What I’m poking at is the layer above that: “will anyone actually understand this file in 100 years?”
Storage alone won’t cut it. You need shared context, evolving semantics, and some form of continuity in the community doing the interpreting. The Library of Alexandria kept scrolls for centuries — but once the interpretive context vanished, most of the knowledge went with it.
Think in systems.
https://longnow.org/talks/02011-kahle/
https://medium.com/the-long-now-foundation/the-permanent-leg...
> “The goal is for the endowment to provide, at the very minimum, permanent storage of users’ materials and the capability to download these materials at any time,” Friedman says. “But it’s not just the cost of storage — these fees also support an organization committed to protecting, migrating, and maintaining access to user content for all time.”

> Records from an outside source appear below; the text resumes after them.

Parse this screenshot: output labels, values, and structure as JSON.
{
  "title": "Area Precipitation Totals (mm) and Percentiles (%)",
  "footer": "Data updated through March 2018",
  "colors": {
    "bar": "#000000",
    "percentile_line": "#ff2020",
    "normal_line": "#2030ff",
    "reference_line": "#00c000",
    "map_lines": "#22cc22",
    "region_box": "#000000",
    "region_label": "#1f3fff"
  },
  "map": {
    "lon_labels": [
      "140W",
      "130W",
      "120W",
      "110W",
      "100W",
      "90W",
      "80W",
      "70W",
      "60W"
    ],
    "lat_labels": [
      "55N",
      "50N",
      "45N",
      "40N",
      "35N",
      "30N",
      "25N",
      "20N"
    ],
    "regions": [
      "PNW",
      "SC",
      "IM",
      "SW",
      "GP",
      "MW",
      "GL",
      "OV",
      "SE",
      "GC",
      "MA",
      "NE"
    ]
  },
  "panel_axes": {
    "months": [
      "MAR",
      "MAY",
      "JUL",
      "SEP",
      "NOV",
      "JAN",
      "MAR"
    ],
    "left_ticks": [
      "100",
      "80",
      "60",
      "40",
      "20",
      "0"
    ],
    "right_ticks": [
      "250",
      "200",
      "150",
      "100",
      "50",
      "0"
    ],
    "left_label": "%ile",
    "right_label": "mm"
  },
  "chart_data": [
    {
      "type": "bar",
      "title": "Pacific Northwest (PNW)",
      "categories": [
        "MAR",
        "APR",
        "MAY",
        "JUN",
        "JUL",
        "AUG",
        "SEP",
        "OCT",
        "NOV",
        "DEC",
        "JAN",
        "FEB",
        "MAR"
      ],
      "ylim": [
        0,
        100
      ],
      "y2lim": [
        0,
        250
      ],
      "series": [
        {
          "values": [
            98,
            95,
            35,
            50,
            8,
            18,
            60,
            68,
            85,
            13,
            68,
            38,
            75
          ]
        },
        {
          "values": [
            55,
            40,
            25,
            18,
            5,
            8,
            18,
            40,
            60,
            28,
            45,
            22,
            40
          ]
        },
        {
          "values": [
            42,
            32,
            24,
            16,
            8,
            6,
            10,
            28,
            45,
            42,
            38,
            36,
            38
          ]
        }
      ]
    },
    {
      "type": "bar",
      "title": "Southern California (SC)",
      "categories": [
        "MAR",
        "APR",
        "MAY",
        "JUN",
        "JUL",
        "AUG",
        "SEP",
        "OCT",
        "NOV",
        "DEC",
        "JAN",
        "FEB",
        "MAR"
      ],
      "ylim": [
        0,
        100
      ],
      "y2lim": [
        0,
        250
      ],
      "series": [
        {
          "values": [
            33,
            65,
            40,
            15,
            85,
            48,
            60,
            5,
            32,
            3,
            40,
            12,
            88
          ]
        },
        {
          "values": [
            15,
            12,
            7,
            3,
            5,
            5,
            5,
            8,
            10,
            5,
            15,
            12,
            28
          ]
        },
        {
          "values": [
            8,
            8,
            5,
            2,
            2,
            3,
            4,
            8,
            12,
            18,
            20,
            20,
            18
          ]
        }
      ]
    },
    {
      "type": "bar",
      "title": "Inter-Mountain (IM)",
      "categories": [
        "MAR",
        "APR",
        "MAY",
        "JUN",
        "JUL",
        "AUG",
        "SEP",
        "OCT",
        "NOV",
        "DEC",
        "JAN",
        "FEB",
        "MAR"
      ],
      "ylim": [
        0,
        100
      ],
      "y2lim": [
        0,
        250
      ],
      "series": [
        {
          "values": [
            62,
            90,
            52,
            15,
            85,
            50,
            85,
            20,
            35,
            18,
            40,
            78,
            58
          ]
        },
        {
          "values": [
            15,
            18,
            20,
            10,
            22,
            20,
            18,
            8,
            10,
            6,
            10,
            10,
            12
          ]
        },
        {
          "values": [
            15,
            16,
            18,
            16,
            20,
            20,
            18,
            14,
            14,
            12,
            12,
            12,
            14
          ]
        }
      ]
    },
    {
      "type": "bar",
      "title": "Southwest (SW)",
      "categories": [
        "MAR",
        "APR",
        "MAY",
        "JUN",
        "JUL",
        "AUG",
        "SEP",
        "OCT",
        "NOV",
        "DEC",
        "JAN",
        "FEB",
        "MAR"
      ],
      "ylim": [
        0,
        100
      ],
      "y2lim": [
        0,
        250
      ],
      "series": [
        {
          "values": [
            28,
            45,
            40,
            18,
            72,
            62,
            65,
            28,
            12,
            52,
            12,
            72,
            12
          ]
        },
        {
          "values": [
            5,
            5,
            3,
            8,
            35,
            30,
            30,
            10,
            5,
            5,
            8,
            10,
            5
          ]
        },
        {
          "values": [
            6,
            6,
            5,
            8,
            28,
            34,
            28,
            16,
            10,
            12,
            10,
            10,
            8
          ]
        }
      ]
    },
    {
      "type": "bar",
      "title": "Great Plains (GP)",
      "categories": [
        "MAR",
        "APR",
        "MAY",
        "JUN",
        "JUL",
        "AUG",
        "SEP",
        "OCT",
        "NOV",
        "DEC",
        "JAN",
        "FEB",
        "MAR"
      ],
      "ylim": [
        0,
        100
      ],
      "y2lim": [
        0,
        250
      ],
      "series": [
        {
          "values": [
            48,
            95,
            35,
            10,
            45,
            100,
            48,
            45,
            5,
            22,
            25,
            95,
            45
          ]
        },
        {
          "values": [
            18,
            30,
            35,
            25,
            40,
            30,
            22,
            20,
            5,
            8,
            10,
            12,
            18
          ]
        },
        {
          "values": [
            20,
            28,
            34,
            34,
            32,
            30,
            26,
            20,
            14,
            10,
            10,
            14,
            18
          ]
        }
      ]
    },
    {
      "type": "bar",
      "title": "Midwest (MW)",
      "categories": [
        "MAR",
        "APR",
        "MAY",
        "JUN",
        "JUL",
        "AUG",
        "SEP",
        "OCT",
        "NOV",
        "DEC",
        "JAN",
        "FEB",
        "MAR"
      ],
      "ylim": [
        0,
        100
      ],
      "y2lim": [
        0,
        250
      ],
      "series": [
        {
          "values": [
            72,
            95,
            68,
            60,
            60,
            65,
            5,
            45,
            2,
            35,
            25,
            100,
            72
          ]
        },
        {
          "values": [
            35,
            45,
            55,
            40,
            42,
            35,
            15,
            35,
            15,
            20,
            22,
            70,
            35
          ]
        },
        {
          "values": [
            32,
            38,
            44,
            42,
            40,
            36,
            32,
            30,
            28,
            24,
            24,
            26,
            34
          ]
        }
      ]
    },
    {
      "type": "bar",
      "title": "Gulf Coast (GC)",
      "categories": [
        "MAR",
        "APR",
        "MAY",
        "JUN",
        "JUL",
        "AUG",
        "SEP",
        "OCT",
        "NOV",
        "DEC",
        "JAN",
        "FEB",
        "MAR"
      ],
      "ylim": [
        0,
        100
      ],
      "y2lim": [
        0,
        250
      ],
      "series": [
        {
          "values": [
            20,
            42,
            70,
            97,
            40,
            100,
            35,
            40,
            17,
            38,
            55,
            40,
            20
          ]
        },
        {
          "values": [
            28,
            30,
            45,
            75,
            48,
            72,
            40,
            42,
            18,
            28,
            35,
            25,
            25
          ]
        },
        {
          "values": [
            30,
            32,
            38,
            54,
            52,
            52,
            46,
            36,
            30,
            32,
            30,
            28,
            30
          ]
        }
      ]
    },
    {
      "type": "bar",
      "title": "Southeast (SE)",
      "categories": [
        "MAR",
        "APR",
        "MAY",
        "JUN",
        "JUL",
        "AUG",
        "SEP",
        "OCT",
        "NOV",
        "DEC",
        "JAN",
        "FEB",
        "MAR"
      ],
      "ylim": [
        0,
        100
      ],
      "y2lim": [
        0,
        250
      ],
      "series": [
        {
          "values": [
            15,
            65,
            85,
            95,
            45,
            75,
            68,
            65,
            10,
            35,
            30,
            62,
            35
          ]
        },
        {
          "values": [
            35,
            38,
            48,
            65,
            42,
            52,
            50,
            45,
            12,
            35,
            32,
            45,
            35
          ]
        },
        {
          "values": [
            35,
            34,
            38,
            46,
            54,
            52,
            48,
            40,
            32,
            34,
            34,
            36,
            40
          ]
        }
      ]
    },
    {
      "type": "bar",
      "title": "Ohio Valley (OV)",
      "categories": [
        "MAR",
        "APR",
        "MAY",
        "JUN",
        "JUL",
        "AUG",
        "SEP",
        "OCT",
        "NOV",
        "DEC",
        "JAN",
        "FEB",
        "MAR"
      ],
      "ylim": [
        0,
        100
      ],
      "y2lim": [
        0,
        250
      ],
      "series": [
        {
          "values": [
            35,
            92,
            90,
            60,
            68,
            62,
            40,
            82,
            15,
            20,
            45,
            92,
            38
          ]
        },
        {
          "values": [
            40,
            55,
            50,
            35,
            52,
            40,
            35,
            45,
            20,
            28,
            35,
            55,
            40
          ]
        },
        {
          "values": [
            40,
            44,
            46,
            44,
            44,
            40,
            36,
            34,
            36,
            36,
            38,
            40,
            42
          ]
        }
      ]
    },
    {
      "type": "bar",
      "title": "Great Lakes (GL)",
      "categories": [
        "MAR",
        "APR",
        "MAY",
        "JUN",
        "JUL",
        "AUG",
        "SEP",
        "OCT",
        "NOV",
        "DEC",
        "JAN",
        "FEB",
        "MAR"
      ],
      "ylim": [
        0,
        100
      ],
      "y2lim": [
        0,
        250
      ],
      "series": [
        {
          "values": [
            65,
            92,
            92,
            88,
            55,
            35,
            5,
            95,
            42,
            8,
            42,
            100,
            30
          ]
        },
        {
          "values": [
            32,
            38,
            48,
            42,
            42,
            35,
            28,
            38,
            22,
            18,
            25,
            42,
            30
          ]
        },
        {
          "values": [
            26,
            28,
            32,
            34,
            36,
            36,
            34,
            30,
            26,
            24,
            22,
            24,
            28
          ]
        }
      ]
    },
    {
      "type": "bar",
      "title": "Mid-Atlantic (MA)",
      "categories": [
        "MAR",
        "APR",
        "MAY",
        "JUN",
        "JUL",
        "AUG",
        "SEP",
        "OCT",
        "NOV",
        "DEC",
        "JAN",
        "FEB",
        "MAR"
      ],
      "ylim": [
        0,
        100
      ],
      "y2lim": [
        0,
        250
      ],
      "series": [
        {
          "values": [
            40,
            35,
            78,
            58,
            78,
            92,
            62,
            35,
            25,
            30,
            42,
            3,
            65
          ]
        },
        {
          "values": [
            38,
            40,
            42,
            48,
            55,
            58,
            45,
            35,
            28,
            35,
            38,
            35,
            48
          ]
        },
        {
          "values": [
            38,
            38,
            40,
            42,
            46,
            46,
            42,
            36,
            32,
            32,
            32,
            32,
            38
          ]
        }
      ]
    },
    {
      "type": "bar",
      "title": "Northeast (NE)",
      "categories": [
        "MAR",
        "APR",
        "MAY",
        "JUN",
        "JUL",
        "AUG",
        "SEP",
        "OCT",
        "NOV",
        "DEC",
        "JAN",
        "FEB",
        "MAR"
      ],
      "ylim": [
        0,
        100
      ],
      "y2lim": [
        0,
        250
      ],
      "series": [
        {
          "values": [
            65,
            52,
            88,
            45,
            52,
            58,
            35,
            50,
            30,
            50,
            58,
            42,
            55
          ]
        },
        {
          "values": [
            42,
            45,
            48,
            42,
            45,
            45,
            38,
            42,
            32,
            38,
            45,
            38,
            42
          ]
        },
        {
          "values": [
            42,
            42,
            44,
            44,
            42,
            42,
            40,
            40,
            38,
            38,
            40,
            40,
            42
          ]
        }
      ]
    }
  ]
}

I agree the real challenge over 100-plus year timeframes isn’t storage itself, but continuity of care. Institutions like the Internet Archive handle this through organisational cohesion, endowments, and legal structure. That’s effective, but it also concentrates risk in a single organisation.
What I’m exploring is whether some of that continuity can be handled structurally rather than relying entirely on institutions - where stewardship emerges from ongoing contribution and renewal, rather than fixed roles or transferable incentives. The goal isn’t to replace institutions outright, but to reduce how much long-term survival depends on any single one.
I think your point about renewal over time is the hardest part. Sustaining motivation across generations is fundamentally a social and governance problem, and I don’t have a complete answer there yet.